The selection collection is always present. As soon as you use <Diagram>, the component creates and holds an mvc.Collection; <Selection> and the selection hooks bind to it automatically. It powers Selection.
Pass history and you get the command manager. Without it, every graph mutation is permanent the moment it happens; with it, the manager records each mutation and useGraphHistory() exposes undo / redo. The history prop controls Undo & Redo.

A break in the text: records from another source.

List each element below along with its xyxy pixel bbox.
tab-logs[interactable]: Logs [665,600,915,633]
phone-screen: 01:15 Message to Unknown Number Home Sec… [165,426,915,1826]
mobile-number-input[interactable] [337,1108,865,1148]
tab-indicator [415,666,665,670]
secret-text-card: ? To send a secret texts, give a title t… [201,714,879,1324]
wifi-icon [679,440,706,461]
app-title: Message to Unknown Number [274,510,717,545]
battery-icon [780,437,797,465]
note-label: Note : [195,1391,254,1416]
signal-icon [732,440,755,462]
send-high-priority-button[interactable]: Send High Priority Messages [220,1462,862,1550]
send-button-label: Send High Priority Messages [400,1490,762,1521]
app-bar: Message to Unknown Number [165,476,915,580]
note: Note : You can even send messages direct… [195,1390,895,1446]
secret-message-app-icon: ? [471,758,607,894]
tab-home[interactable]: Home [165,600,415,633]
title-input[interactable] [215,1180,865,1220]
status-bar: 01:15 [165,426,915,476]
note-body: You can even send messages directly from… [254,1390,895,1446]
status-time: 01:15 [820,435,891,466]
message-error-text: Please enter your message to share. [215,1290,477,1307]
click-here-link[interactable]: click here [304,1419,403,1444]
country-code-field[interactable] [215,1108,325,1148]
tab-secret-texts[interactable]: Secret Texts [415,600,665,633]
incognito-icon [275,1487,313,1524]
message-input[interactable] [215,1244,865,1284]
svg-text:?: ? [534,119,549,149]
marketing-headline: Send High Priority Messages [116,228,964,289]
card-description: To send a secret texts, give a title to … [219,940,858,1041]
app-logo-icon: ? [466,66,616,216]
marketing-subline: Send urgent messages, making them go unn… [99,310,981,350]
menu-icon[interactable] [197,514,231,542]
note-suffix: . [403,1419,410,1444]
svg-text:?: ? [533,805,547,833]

The clipboard prop adds the clipboard behind copy / cut / paste, and useClipboard() exposes it and its actions.
The spatialIndex prop backs the graph with a quad-tree, which speeds up area / point / under-element queries on large diagrams.
<Diagram history /> // undo/redo
<Diagram history={{ stackLimit: 50 }} /> // configured
<Diagram clipboard /> // copy/paste
<Diagram spatialIndex /> // quad-tree spatial queries
Pass true to accept the defaults, or an options object to tune the underlying model. Both forms create the model; omitting the prop leaves it off.
Built-in interactions
<Diagram> also wires JointJS+'s standard pointer and keyboard interactions for you, on by default, so you rarely hand-wire the basics. You don't switch each interaction on individually. Instead, each one turns on automatically once its backing model or feature is present:
| Interaction | Trigger | Active once the diagram has |
|---|---|---|
| Pan and zoom | blank-drag, wheel, Ctrl/Cmd + wheel, pinch | a <PaperScroller> |
| Select, toggle, region-select | click, Cmd/Ctrl + click, Shift + drag | a <Selection> |
| Delete the selection | Delete, Backspace | a <Selection> |
| Clear the selection | Escape | a <Selection> |
| Select all | Ctrl/Cmd + A | a <Selection> |
| Undo / redo | Ctrl/Cmd + Z, Shift + Ctrl/Cmd + Z | the history prop |
| Copy / cut / paste | Ctrl/Cmd + C / X / V | the clipboard prop (with a <Selection>) |
So a bare <Diagram> around a plain <Paper> adds nothing on its own; as you mount <PaperScroller> or <Selection>, or set history / clipboard, their interactions come online with no manual wiring.
<Diagram initialCells={cells}>…</Diagram> // on (for whatever features you add)
<Diagram interactions={false}>…</Diagram> // opt out entirely
<Diagram interactions={{ paperScroller: false }}>…</Diagram> // keep the rest, drop pan & zoom
Pass false to turn the whole layer off, or an object to disable specific parts: the boolean flags paperScroller, selection, clipboard, commandManager, and keyboard each default to on; wheelAction defaults to 'pan' (or 'zoom' / false).
keyboard is the master switch for all shortcuts: set it to false and no key bindings are created, whatever the other flags say. commandManager gates only the undo/redo shortcut, so the history model keeps recording even with it off; you just lose the Ctrl/Cmd+Z binding.
The Shift+drag rubber-band has its own option, selectionRegion, so you can tune or disable just the region without touching the rest of selection. Pass false to drop only the rubber-band (click-to-select and Cmd/Ctrl+A stay), an options object to configure it (region type, one of 'rectangular', 'polygon', or 'range', plus selectLinks, live, and more), or a callback to decide the region per gesture. It does nothing when selection is false.
<Diagram interactions={{ selectionRegion: false }}>…</Diagram> // keep click-select, drop the rubber-band
<Diagram interactions={{ selectionRegion: { type: 'range' } }}>…</Diagram> // configure the region
To register shortcuts of your own beyond these defaults, see Custom Keyboard Shortcuts.